Джейн закинула руку на спинку дивана и прислонилась к ней головой, пристально глядя в огонь.
— У меня такое ощущение, что общество наше ослепло. Что все заняты только собой. Только это я и вижу вокруг. А люди — те, кто только и способен хоть что-то сделать, разумно изменить жизнь, — пальцем о палец не желают ударить. Ни от чего не желают отказаться. Ничем не хотят поступиться. Это уже где-то вне политики. Какая-то всеобщая слепота.

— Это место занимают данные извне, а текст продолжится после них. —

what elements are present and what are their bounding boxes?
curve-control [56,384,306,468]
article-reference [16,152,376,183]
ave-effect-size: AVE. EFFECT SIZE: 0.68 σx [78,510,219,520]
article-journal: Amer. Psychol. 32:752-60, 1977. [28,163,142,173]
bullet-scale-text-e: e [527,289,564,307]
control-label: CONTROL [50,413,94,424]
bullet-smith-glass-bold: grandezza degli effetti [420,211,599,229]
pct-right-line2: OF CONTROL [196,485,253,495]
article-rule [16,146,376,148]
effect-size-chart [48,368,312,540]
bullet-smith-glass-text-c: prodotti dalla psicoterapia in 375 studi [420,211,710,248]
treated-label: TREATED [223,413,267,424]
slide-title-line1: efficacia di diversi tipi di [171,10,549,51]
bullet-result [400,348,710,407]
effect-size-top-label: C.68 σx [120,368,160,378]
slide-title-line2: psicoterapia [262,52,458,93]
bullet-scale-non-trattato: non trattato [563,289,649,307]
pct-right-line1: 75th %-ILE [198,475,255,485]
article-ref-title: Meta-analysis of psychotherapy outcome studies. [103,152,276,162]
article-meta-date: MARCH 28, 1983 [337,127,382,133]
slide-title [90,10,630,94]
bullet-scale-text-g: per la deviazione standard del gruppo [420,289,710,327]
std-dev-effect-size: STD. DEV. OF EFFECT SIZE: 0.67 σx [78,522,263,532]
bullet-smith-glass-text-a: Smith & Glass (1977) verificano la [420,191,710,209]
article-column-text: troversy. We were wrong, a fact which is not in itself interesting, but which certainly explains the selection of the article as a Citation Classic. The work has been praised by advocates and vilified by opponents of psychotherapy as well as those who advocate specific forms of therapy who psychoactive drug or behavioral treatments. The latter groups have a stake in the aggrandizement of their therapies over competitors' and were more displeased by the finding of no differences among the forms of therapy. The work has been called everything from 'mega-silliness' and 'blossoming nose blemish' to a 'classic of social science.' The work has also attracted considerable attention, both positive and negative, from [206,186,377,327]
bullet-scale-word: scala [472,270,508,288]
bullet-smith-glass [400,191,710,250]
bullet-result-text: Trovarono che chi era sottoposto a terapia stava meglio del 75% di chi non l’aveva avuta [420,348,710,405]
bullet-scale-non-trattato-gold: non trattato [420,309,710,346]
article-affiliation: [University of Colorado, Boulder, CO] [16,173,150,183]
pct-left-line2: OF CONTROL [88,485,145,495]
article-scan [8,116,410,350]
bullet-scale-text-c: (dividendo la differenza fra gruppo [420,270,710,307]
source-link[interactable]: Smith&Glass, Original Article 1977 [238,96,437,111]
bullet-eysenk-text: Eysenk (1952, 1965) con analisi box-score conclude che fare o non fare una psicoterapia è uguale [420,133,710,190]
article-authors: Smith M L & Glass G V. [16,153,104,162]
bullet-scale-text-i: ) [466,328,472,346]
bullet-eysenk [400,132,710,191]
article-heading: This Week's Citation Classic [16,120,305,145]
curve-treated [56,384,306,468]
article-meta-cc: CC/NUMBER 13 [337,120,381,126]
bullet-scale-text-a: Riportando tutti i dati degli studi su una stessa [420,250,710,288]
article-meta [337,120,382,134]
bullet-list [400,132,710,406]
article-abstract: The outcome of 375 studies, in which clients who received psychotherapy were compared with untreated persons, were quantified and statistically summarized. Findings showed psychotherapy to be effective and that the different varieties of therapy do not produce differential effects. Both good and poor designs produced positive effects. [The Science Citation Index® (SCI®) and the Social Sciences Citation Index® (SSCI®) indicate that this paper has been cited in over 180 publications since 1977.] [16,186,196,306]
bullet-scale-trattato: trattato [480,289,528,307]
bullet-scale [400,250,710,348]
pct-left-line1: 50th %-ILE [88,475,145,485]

Поэтому и бросаешься к тем, кто хоть как-то хоть что-то видит. К маоистам, к коммунистам, к кому угодно.
— Но ведь в том-то и беда, что… пытаясь отделаться от плохих свобод, неминуемо выбросишь с ними и хорошие. Не так ли?
— О, я понимаю, что это всё фантазии. Весь исторический опыт тому свидетельство.
— Единственное, в чём этот отвратительный тип — Фенуик — оказался, на мой взгляд, прав, так это в рассуждениях о биологических основах свободы. Что человек не может развиваться, не имея хотя бы малой возможности избирать свой собственный путь.
Теперь она вытянула руку вдоль спинки дивана, не отрывая взгляда от огня, словно заворожённая, словно надеялась найти в нём прибежище.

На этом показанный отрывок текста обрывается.